6. Laying Down A Melody- This is where most hip hop beat-makers have the most trouble. Because most eat makers can’t play the keys. For starters, you might want to learn basic keyboard skills. The major thing you need to learn are, major and minor scales. After you learn that, try and do different combinations and patterns with the drum beat you have made. Use an instrument like, a lead guitar, horns, clav, something that will stand out. Your melody can be however you want it, but for starters, you could do a 4 bar melody, or an 8 bar melody.

7. Layering The Beat- What is done a lot in beat making is layering. If you have your whole beat finished. You can go and make it sound bigger by layering. All you do is fill in some gaps, do the same pattern you did with one instrument with another instrument. Do this throughout your beat. This will make you beat sound a lot fatter.

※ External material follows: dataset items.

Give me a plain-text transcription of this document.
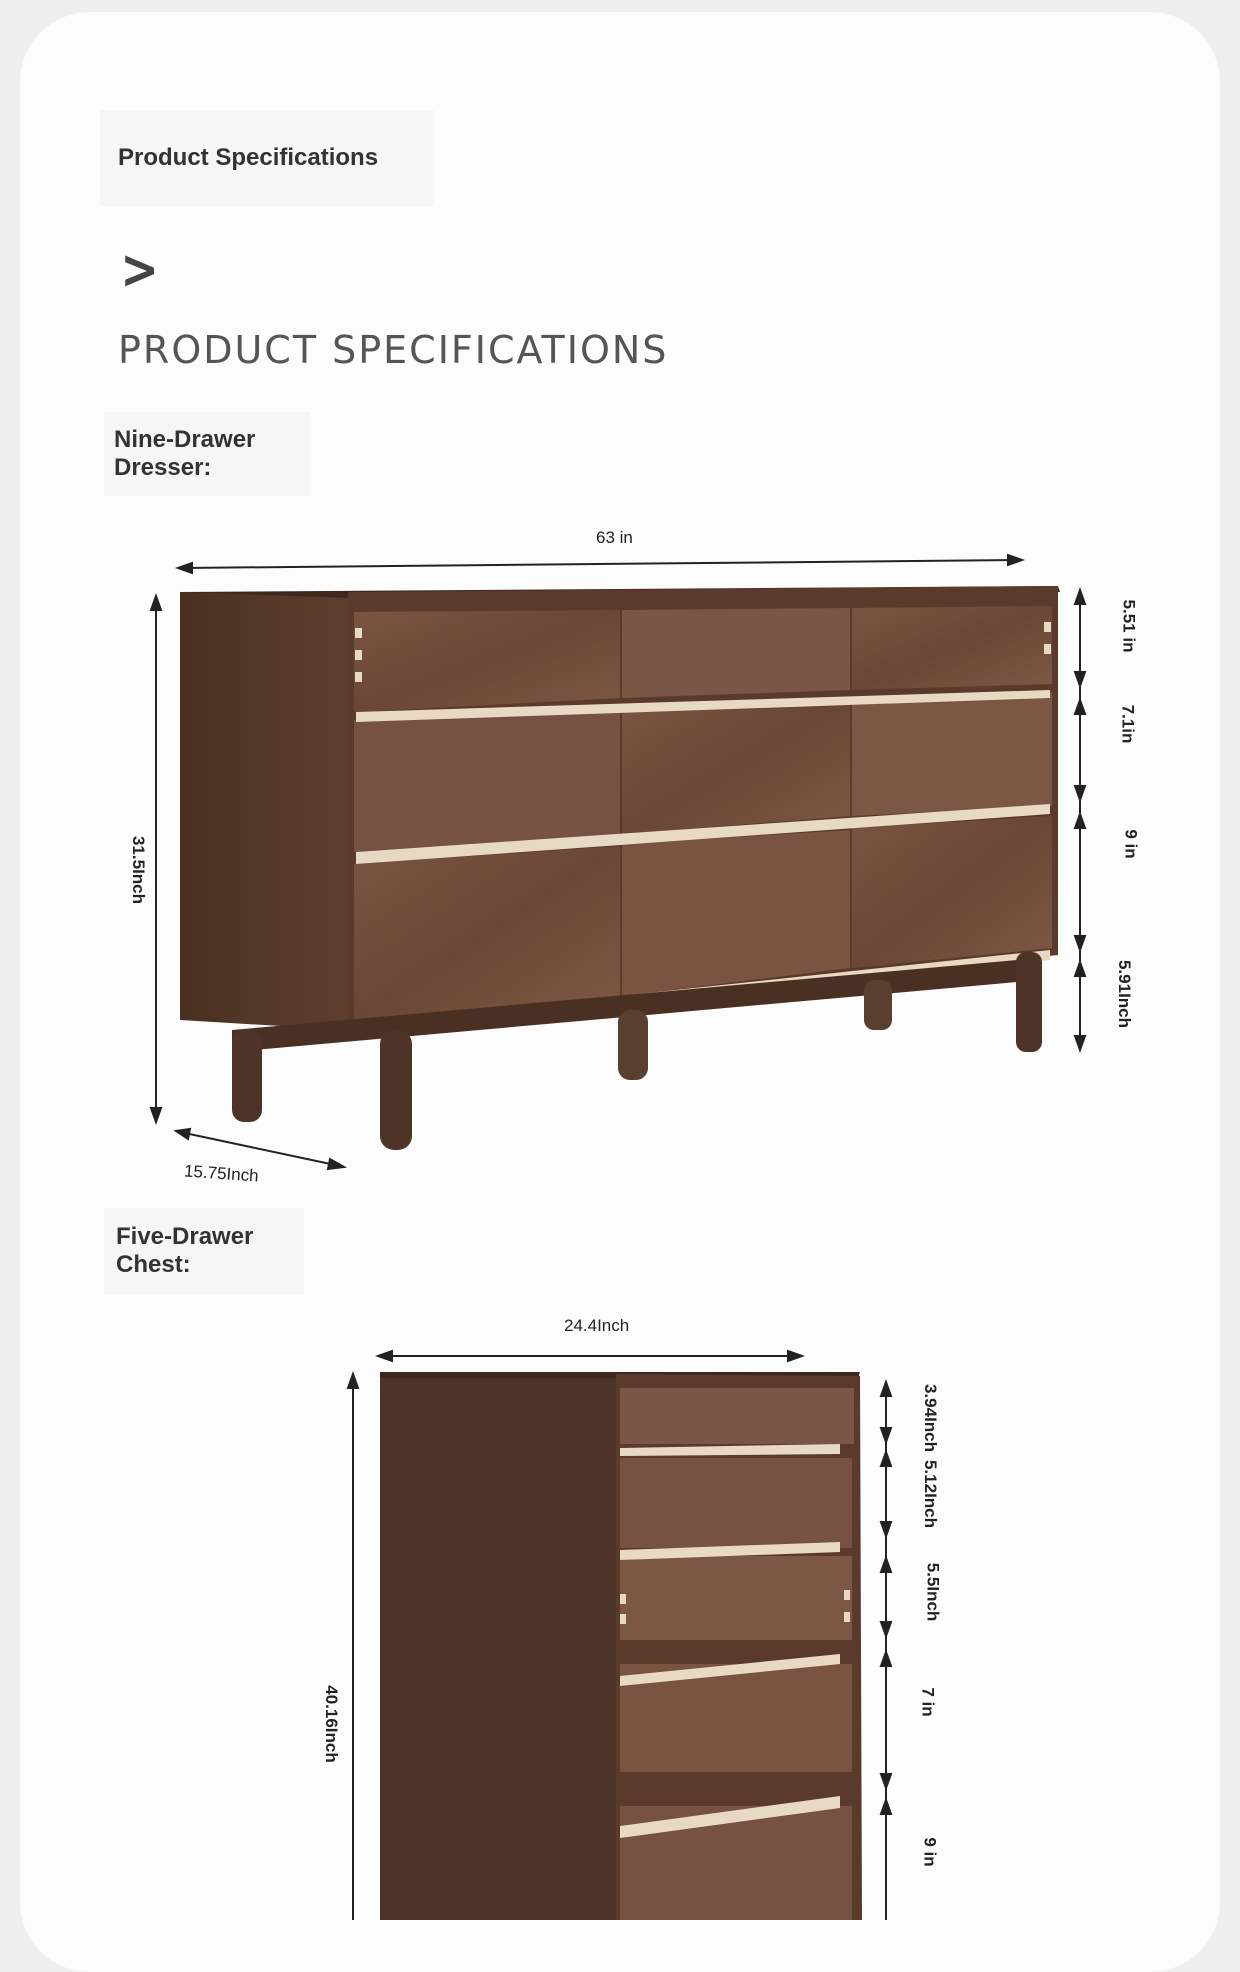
Product Specifications
>
PRODUCT SPECIFICATIONS
Nine-Drawer Dresser:
63 in
31.5Inch
15.75Inch
5.51 in
7.1in
9 in
5.91Inch
Five-Drawer Chest:
24.4Inch
40.16Inch
3.94Inch
5.12Inch
5.5Inch
7 in
9 in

8. Pan- Panning is basically having an instrument all the way to the right, all the way to the left, and anywhere in between. You pan for all kinds of different reasons. It gives each track its own little space in the stereo field. There are no rules for panning, put you have to do it. So just try it out and see what you like best.

9. The Mixdown- Very important! Very Important! Very Important! If you have a poor mix on your beat, then you have pretty much wasted your time. When mixing a beat, start with each track individually. Solo each track and make sure it sounds good by itself. EQ it if you have to, but if each track sounds good by itself, the whole beat will sound that much better. DO NOT DISTORT! If your master levels are in the red before you bounce to disc or .mp3, your distorting. Don’t worry about if its not loud enough. You never ever ever want to distort. If you are distorting, check any instrument that has boom or low end, Like a kick, bass, sub, etc. these tend to distort more often.

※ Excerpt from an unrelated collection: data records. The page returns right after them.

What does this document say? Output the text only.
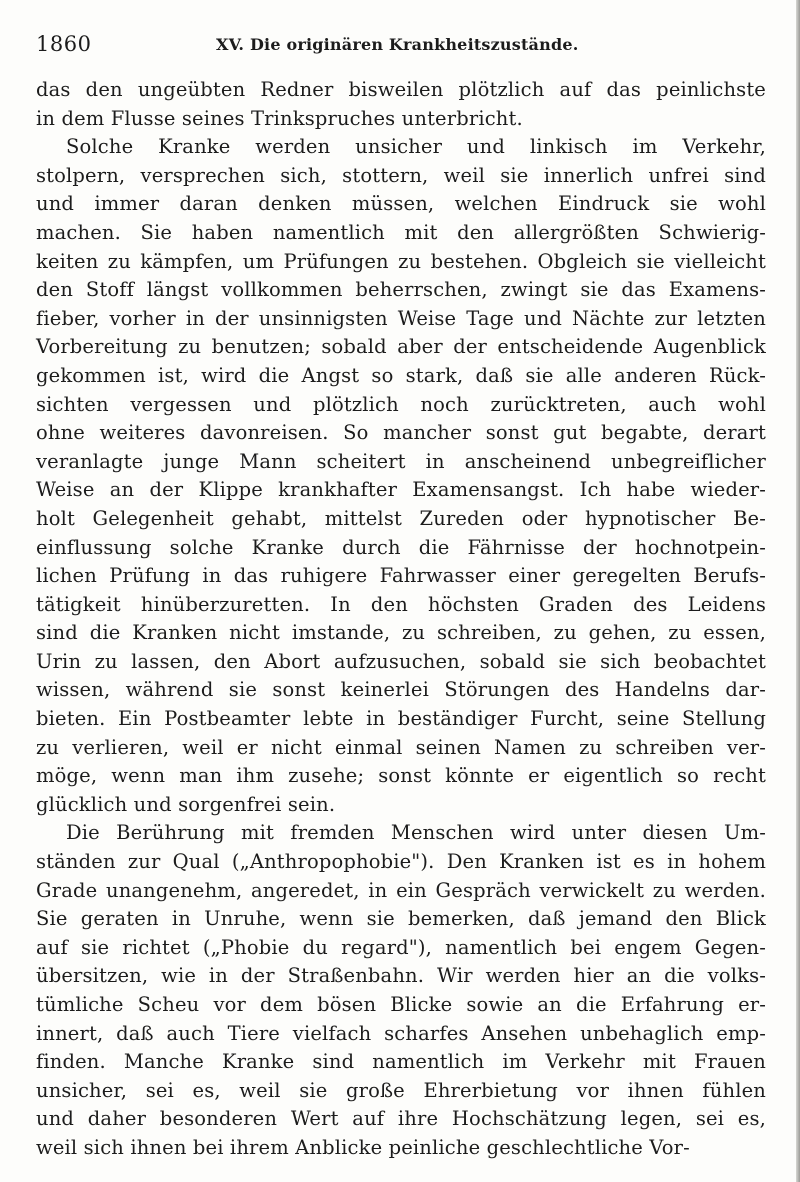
1860	XV. Die originären Krankheitszustände.
das den ungeübten Redner bisweilen plötzlich auf das peinlichste
in dem Flusse seines Trinkspruches unterbricht.
Solche Kranke werden unsicher und linkisch im Verkehr,
stolpern, versprechen sich, stottern, weil sie innerlich unfrei sind
und immer daran denken müssen, welchen Eindruck sie wohl
machen. Sie haben namentlich mit den allergrößten Schwierig-
keiten zu kämpfen, um Prüfungen zu bestehen. Obgleich sie vielleicht
den Stoff längst vollkommen beherrschen, zwingt sie das Examens-
fieber, vorher in der unsinnigsten Weise Tage und Nächte zur letzten
Vorbereitung zu benutzen; sobald aber der entscheidende Augenblick
gekommen ist, wird die Angst so stark, daß sie alle anderen Rück-
sichten vergessen und plötzlich noch zurücktreten, auch wohl
ohne weiteres davonreisen. So mancher sonst gut begabte, derart
veranlagte junge Mann scheitert in anscheinend unbegreiflicher
Weise an der Klippe krankhafter Examensangst. Ich habe wieder-
holt Gelegenheit gehabt, mittelst Zureden oder hypnotischer Be-
einflussung solche Kranke durch die Fährnisse der hochnotpein-
lichen Prüfung in das ruhigere Fahrwasser einer geregelten Berufs-
tätigkeit hinüberzuretten. In den höchsten Graden des Leidens
sind die Kranken nicht imstande, zu schreiben, zu gehen, zu essen,
Urin zu lassen, den Abort aufzusuchen, sobald sie sich beobachtet
wissen, während sie sonst keinerlei Störungen des Handelns dar-
bieten. Ein Postbeamter lebte in beständiger Furcht, seine Stellung
zu verlieren, weil er nicht einmal seinen Namen zu schreiben ver-
möge, wenn man ihm zusehe; sonst könnte er eigentlich so recht
glücklich und sorgenfrei sein.
Die Berührung mit fremden Menschen wird unter diesen Um-
ständen zur Qual („Anthropophobie"). Den Kranken ist es in hohem
Grade unangenehm, angeredet, in ein Gespräch verwickelt zu werden.
Sie geraten in Unruhe, wenn sie bemerken, daß jemand den Blick
auf sie richtet („Phobie du regard"), namentlich bei engem Gegen-
übersitzen, wie in der Straßenbahn. Wir werden hier an die volks-
tümliche Scheu vor dem bösen Blicke sowie an die Erfahrung er-
innert, daß auch Tiere vielfach scharfes Ansehen unbehaglich emp-
finden. Manche Kranke sind namentlich im Verkehr mit Frauen
unsicher, sei es, weil sie große Ehrerbietung vor ihnen fühlen
und daher besonderen Wert auf ihre Hochschätzung legen, sei es,
weil sich ihnen bei ihrem Anblicke peinliche geschlechtliche Vor-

10. The Bounce- Now that you made you’re beat, Its the hottest hip hop beat ever, you want to put it on cd or upload it to the internet. When you’re exporting a beat for cd, Use .wav file. 44.1 16bit. If you want to upload to the internet use, 320kbps (the highest .mp3 quality) or 128kbps. Most websites wont accept 320kbps because the file size is too big. So go with 128kbps.

These are all just guidelines to help you get started. There are millions of ways to make a beat, But this is just to help you get your feet wet if you don’t know where to start.

Saturday, January 22, 2005




Wednesday, January 5, 2005

A Music Producers Job: The Breakdown

A music producer's job has many facets.  He does everything from making the beat, to arrange, compose and even helps song write tracks.  He will work the the sound engineer who will help with the technical aspects of the recording process. Some engineers are also producers.  Coaching and directing vocalists are also functions of the music producer. You also act as a middle man between the artist and the label, finding a happy medium for everyone involved.

Producers make anywhere from $50 to $500,000 a track.  He is also in charge of the creative mix.  If you're a new and up and coming producer, most will suggest that you start doing work free just to get your name out.  You can also bring on some artist yourself, blow them up, then everyone will be asking who produced those tracks. There is definitely a lot of money to be made if you have enough perseverance and talent.

A producer should be enthusiastic about music and the artist.  One who is an expert in the genre that they work in. You should be able to give constructive criticism, and develop an honest and successful relationship with the artist. Who you know is everything in the industry.